Şiir, arındırılmış düşüncenin damıtılmış şeklidir; insana özgü oluşu buradan gelir. Güzellik, incelik, çarpıcılık, çağrıştırcılık, etkinlik, güzelleme, yerme ve yol göstericilik nitelikleri taşır. Ayrıca şiir yazıyı önceler. Yazma olgusu onu kayıt altına alarak sonraki kuşaklara aktarma olanağı sağlamıştır. Bu açıdan bakılınca şiir bir kültür akarıdır. İşin ilginç yanı bu akarlar, çevrelerine ışık saçar. Bu özellikleriyle her mevsim bahar ve her gün, gün doğumudur…Şiir bilinçli ve özgür yaşamların dilidir ve her koşulda akarını bulur.
“İlk kez 1999 yılında UNESCO tarafından ilan edilen ve dünya çapında kutlanan Dünya Şiir Günü'nün amacı "farkındalık yaratmak ve ulusal, evrensel, bölgesel şiir hareketlerine taze bir enerji sağlamak" olarak nitelendiriliyor.

Şiirin sorgulayarak çeşitlilik yarattığını belirten UNESCO, dil çeşitliliğini kutlamak için bugünü şiir günü olarak ilan etmiş.” (CEZEREFORUM)

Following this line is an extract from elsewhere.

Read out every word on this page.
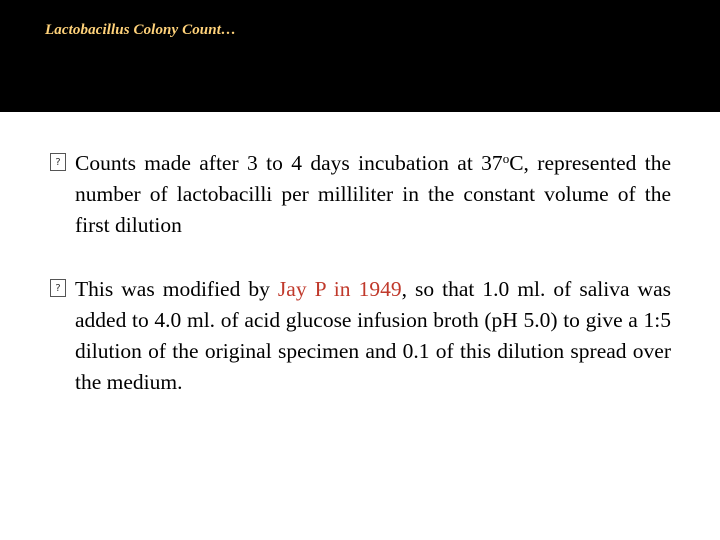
Lactobacillus Colony Count…
? Counts made after 3 to 4 days incubation at 37$^o$C, represented the number of lactobacilli per milliliter in the constant volume of the first dilution
? This was modified by Jay P in 1949, so that 1.0 ml. of saliva was added to 4.0 ml. of acid glucose infusion broth (pH 5.0) to give a 1:5 dilution of the original specimen and 0.1 of this dilution spread over the medium.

Dünya şiir günü anmasına dünyalı şairlerle başlamak gerek diye düşündüm. Lorca ile başlıyorum. Faşist katillerin katlettiği bu güzel insan, tüm insanlık için direnmişti. Loca’nın bir şiirinin bir bölümü şöyle:

Sezilmemiş Aşka Gazel

Federico Garcia Lorca

Karnındaki karanlık manolyanın
Kimseler anlamadı kokusunu,
Acıttığını kimseler bilemedi
Dişlerinle sıktığın aşk kuşunu

Binlerce Acem tayı uykuya yattı
                             X
Pablo Neruda kendi şiiri için; “Kimin ihtiyacı var ise, şiir onundur.” Diyerek paylaşımcılığı ve temsil boyutunu da ortaya koyuyor:


Gülüşün

Al ekmeği benden
istersen havayı da;
ama gülüşünden mahrum etme beni.

Koyma gülsüz
ve çiçeksiz beni,

Hiç kuşkusuz, dünya şairi Nazım, şiirin en önde gelenlerindendir. “Kız Çocuğu” şiiri kelimenin tam anlamıyla evrenseldir. Bütün insanlığı ilgilendiren bir başyapıttır:

NAZIM HİKMET.
Kız Çocuğu.
……………………..
Saçlarım tutuştu önce,
gözlerim yandı kavruldu.

Bir avuç kül oluverdim,
külüm havaya savruldu.

Benim sizden kendim için
hiçbir şey istediğim yok.
Şeker bile yiyemez ki
kâat gibi yanan çocuk.

Çalıyorum kapınızı,
teyze, amca, bir imza ver.
Çocuklar öldürülmesin
şeker de yiyebilsinler.

Nazım’ın çağrısı günümüz içinde geçerli. Bu olumsuz koşullarda; “bu memleket bizim” deme zamanı. Kelimenin tam anlamıyla, iyi ile kötü arasında tercih yapmamız gereken bir zaman. Bu davet bütün yurtseverlere…İyi güzel ve doğru olanların safında yer almak zamanı:

DAVET
Dörtnala gelip Uzak Asya'dan
Akdeniz'e bir kısrak başı gibi uzanan
        bu memleket, bizim.

Bilekler kan içinde, dişler kenetli, ayaklar çıplak
ve ipek bir halıya benziyen toprak,
        bu cehennem, bu cennet bizim.

Kapansın el kapıları, bir daha açılmasın,
yok edin insanın insana kulluğunu,
        bu dâvet bizim....

Yaşamak bir ağaç gibi tek ve hür
ve bir orman gibi kardeşçesine,
        bu hasret bizim...
        
Nâzım HİKMET

Şiir severlerin şiir gününü kutluyorum, sevgiyle ve şiirle kalın.